By guest-contributor Alison Kelman
At 7:00 a.m. on New Year’s Day, 2012, the streets of Venice are silent and empty. Just a few hours before, these streets were packed with thousands of visitors lucky enough to spend New Year’s Eve in the Piazza San Marco, host of the LOVE 2012 New Year’s Eve celebration and the renowned communal kiss. Surrounded by couples in lip locks and rogue packs of 16-year-old Italian boys, we five female travel companions counted together the last seconds of 2011. “Tre, due, uno!” The crowd erupted with slurred shouts of “buono anno!” while a bearded South African man in a cape planted rough kisses on our cheeks. Above us, hologram snowflakes floated down the brick wall of the clock tower, and behind us fire crackers lighted up the Byzantine mosaics on the face of the 1,000-year-old Basilica San Marco. Eventually the crowd dispersed, so we made our way home through Venice’s cobblestone streets, weaving through alleyways as fireworks from the San Marco basin explode overhead.
In a way, our New Year’s Eve was very typical. We celebrated in a crowd of people drinking and dancing but, here, the stroke of midnight was the least exciting part of the trip. At home, after the ball has dropped and the initial chaos is over, I am disappointed at how similar I feel to the person I was five minutes before the new year. But now, I am in Venice—the floating city, Europe’s most romantic city, arguably the “most beautiful city built by man”—and this night makes up for a year of lost time.
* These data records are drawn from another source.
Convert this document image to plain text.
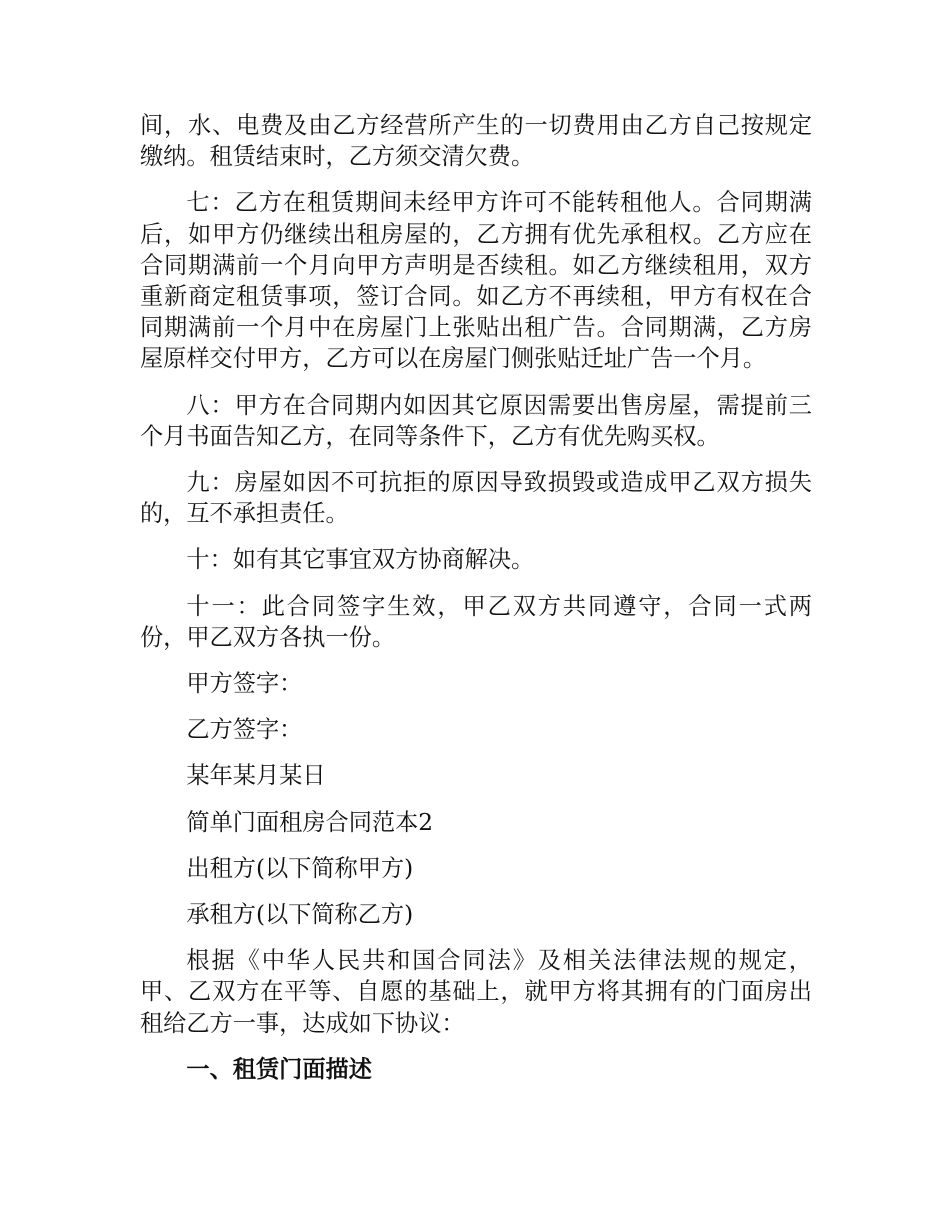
间，水、电费及由乙方经营所产生的一切费用由乙方自己按规定缴纳。租赁结束时，乙方须交清欠费。

七：乙方在租赁期间未经甲方许可不能转租他人。合同期满后，如甲方仍继续出租房屋的，乙方拥有优先承租权。乙方应在合同期满前一个月向甲方声明是否续租。如乙方继续租用，双方重新商定租赁事项，签订合同。如乙方不再续租，甲方有权在合同期满前一个月中在房屋门上张贴出租广告。合同期满，乙方房屋原样交付甲方，乙方可以在房屋门侧张贴迁址广告一个月。

八：甲方在合同期内如因其它原因需要出售房屋，需提前三个月书面告知乙方，在同等条件下，乙方有优先购买权。

九：房屋如因不可抗拒的原因导致损毁或造成甲乙双方损失的，互不承担责任。

十：如有其它事宜双方协商解决。

十一：此合同签字生效，甲乙双方共同遵守，合同一式两份，甲乙双方各执一份。

甲方签字：

乙方签字：

某年某月某日

简单门面租房合同范本2

出租方(以下简称甲方)

承租方(以下简称乙方)

根据《中华人民共和国合同法》及相关法律法规的规定，甲、乙双方在平等、自愿的基础上，就甲方将其拥有的门面房出租给乙方一事，达成如下协议：

一、租赁门面描述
Four hours after we return from the celebration, I roll over in bed, wide awake at 6:30 a.m. Light is just starting to push through the curtains. I should be hung over and exhausted, but lying in bed suddenly feels like the biggest waste of time. I throw on some pants and a coat, run a brush through my hair and sneak out the door.
I make a left and head towards the Zaterre dock and the waterfront. Of the dozens of friends who gave me tips and suggestions, my cousin Bill’s was the most enticing. “Get up at dawn,” he told me. “It is the most spectacular light you’ll ever see.” I watch the sun rise over the domed roof of the Basilica del Santissimo Redentore, the light so pink and orange. For a second, through my jet lagged haze, I forget if it is sunrise or sunset. Minus a few disgruntled dog walkers clutching early morning cigarettes, I am alone. At this very moment, my friends home in Boston are settling their outrageous bar tabs or desperately waving down a taxi.
At 8:00 a.m., the bells in the clock tower ring. They will ring every quarter hour throughout New Year’s Day. I watch the hazel water lap against the stone steps and walk until the last drops of my first Italian cappuccino go cold.




I love this line: “I should be hung over and exhausted, but lying in bed suddenly feels like the biggest waste of time.” – since lying in bed to me is usually the most WONDERFUL thing, I love it when something is so great it compels me to get out of it!!!